ÖMER: İyiyim böyle keyfim
yerinde.
YASEMİN: Hayatında bir
kadın olsa bence her şey daha iyi olurdu. Seni taşıyabilecek, yol arkadaşlığı
edebilecek.
ÖMER: Öyle bir kadın yok
ne yazık ki?
YASEMİN: Belki de vardır
ama sen göremiyorsundur.
ÖMER: Aşka ayıracak
vaktim yok biliyorsun.
YASEMİN: O seni bir
bulsun, ne yapar eder bulur vaktini merak etme.
Tabi onun Claudia’sı yani
Defne hayatında belirene kadar. Guido gibi o da hayatını değiştirecek
idealindeki kadınla Rossini’nin Sevil Berberi müziği eşliğinde tanışıyor. Ve
Ömer’in hayatı değişime uğramaya başlıyor. İlham kaynağı, hayalindeki ideal
kadın Defne yavaş yavaş o fark etmeden hayatının merkezine yerleşiyor. Önce
evine küçük izler bırakıyor post-it'ler, çiçek fideleriyle sonra da hayatına...

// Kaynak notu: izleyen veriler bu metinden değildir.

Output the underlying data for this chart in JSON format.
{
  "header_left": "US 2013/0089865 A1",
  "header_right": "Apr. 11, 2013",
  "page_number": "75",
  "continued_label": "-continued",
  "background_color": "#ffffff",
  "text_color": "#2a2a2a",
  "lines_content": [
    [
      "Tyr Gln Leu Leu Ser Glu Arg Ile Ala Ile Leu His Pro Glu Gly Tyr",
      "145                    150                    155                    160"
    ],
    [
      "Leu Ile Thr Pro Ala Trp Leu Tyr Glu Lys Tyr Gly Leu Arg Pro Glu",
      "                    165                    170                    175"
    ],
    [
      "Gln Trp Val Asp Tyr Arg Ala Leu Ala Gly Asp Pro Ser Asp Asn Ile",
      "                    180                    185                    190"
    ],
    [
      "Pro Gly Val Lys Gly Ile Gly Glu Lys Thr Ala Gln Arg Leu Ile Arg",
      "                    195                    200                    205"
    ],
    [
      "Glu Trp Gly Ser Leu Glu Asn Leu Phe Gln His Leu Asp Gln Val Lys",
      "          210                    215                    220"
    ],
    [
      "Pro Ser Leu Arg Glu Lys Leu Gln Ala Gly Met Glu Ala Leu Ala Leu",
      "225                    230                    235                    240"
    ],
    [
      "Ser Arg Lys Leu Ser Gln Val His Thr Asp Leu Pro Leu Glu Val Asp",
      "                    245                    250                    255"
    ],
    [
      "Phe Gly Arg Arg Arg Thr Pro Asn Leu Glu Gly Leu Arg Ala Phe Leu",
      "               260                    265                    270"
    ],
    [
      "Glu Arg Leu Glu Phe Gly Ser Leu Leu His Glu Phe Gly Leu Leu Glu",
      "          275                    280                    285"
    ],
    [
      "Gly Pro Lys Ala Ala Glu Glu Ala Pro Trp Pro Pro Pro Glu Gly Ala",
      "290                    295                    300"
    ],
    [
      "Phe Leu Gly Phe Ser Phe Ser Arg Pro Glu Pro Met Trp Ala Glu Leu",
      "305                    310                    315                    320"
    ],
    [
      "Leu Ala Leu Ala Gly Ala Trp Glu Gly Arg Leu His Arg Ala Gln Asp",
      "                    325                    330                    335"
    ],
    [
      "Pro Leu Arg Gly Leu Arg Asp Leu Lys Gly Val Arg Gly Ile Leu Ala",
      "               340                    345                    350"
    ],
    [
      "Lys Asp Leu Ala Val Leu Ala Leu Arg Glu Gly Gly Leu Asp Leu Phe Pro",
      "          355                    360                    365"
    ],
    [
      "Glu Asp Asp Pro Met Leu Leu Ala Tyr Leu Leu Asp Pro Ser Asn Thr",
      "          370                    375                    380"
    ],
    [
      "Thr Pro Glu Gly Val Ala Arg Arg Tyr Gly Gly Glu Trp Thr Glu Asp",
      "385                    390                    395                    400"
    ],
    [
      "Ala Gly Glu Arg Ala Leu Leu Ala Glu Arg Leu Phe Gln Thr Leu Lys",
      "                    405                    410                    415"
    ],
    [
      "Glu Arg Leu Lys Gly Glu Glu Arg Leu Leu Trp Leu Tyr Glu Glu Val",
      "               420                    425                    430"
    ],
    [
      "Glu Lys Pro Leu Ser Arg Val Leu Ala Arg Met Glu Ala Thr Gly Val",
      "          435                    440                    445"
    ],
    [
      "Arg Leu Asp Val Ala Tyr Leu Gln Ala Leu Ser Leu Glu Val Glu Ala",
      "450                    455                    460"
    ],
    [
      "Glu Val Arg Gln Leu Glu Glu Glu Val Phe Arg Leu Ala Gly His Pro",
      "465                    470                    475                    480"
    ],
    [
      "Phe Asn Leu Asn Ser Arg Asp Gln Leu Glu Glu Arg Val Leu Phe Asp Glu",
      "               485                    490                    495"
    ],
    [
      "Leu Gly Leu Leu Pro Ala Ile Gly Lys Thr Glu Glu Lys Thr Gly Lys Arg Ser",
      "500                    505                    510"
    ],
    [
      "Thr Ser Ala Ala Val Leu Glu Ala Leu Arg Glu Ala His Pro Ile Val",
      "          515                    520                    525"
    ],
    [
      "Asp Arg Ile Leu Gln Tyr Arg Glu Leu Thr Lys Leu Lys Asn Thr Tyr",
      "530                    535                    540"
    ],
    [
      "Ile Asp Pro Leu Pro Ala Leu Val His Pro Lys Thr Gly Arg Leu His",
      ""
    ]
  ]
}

Üstelik ilişkileri oyuna ve etraflarındaki çakal insanlara rağmen çok güzel bir
şekilde evrimleşti. Zorluklar oluştu hayatlarında aşmaları gereken.. Yanlış
anlaşılmalar oldu. Her kıskançlık, her kavga özetle her kötü olay aralarındaki
duyguyu daha da derinleştirdi. Sağlamlaştırdı. Şimdi ise daha sağlam bir
şekilde karşılarındaki engellerle savaşmak için hazırlar ya da ben öyle
umuyorum.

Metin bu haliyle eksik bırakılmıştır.